Gail Burton  /  AP file
Dr. Pearson Sunderland III pleaded guilty to misdemeanor conflict of interest for taking $285,000 in consulting fees from pharmaceutical giant Pfizer Inc. for work that improperly overlapped his official duties.
updated 12/22/2006 2:52:30 PM ET 2006-12-22T19:52:30

An NIH researcher was ordered Friday to forfeit $300,000 and perform 400 hours of community service but will not have to pay a fine for failing to disclose lucrative consulting work with pharmaceutical giant Pfizer.

Pearson Sunderland III, a prominent Alzheimer’s expert who ran a geriatric research unit at the National Institute of Mental Health, pleaded guilty earlier this month to a misdemeanor conflict of interest charge. Sunderland admitted he shared thousands of NIH human tissue samples with Pfizer at the same time he was paid as a private consultant. Many of the samples are highly sought-after in Alzheimer’s research.

Sunderland told U.S. District Judge Frederick Motz at his sentencing he didn’t have a good explanation for his actions.

“I cannot tell you why except to say this is not part of my normal character,” Sunderland said, who also was ordered to serve two years of probation.

However, the researcher acknowledged the case had harmed the “trust I had generated with both patients and colleagues.”

Prosecutors said Sunderland failed to get prior approval for consulting work that related to his federal research, and did not properly report the fees and travel expenses from Pfizer.

Before sentencing prosecutor Martin Clarke told the judge the work with Pfizer was not a “boondoggle created simply for him to personally profit from,” noting the work was “very significant and important research” that had the support of fellow researchers and patients.
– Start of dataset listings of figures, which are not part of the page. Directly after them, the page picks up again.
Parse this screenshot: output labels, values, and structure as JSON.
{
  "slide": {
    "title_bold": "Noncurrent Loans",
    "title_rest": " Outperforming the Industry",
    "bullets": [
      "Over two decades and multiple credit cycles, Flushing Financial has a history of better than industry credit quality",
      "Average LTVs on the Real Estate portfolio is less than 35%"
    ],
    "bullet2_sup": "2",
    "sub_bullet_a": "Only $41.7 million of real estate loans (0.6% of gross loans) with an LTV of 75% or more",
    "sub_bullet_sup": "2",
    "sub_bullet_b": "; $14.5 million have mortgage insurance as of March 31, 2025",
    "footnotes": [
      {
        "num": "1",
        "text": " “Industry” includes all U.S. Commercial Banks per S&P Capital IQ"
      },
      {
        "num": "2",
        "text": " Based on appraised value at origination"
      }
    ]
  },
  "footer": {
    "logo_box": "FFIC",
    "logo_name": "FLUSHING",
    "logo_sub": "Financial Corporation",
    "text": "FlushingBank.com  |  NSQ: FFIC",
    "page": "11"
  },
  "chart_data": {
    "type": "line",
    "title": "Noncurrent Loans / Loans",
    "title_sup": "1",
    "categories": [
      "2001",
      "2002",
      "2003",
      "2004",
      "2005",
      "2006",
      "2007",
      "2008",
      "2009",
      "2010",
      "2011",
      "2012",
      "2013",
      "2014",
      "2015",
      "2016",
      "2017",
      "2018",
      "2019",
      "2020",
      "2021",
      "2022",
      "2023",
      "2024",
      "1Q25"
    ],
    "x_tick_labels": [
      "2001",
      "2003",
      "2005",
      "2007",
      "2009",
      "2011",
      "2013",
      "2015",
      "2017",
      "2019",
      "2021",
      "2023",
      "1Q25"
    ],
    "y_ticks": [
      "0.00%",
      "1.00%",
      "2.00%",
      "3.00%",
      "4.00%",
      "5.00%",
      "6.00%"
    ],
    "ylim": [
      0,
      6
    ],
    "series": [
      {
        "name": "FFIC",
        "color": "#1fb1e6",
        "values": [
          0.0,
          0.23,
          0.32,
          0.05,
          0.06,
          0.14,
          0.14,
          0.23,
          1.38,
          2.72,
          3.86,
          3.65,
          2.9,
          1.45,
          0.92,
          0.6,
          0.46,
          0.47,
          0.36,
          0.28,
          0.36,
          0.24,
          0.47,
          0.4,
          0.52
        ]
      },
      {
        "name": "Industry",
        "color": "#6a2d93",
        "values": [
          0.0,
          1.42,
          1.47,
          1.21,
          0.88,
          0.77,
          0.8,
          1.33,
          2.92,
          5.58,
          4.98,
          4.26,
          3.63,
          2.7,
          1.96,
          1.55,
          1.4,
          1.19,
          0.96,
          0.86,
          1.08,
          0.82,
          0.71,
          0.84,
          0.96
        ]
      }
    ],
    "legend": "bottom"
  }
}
Prosecutors have said they hoped Sunderland’s case will send a message to other government scientists, but in a letter to The Washington Post, one study volunteer protested the leniency of the agreement.

Ann Zuvekas, of Annandale, Va., said she was one of the healthy volunteers in Alzheimer’s studies who had tissue samples “passed on without the volunteers’ knowledge or permission for personal and corporate gain.”

The NIH issued new consulting restrictions last year after identifying at least 44 government researchers who were improperly paid for working on the side for biotechnology and drug companies. Most have been given written or verbal reprimands or were permitted to retire.

NIH spokesman Don Ralbovsky said after Sunderland’s plea hearing that the researcher remains an National Institute of Mental Health employee, but added that he could not comment on whether the guilty plea would affect his job.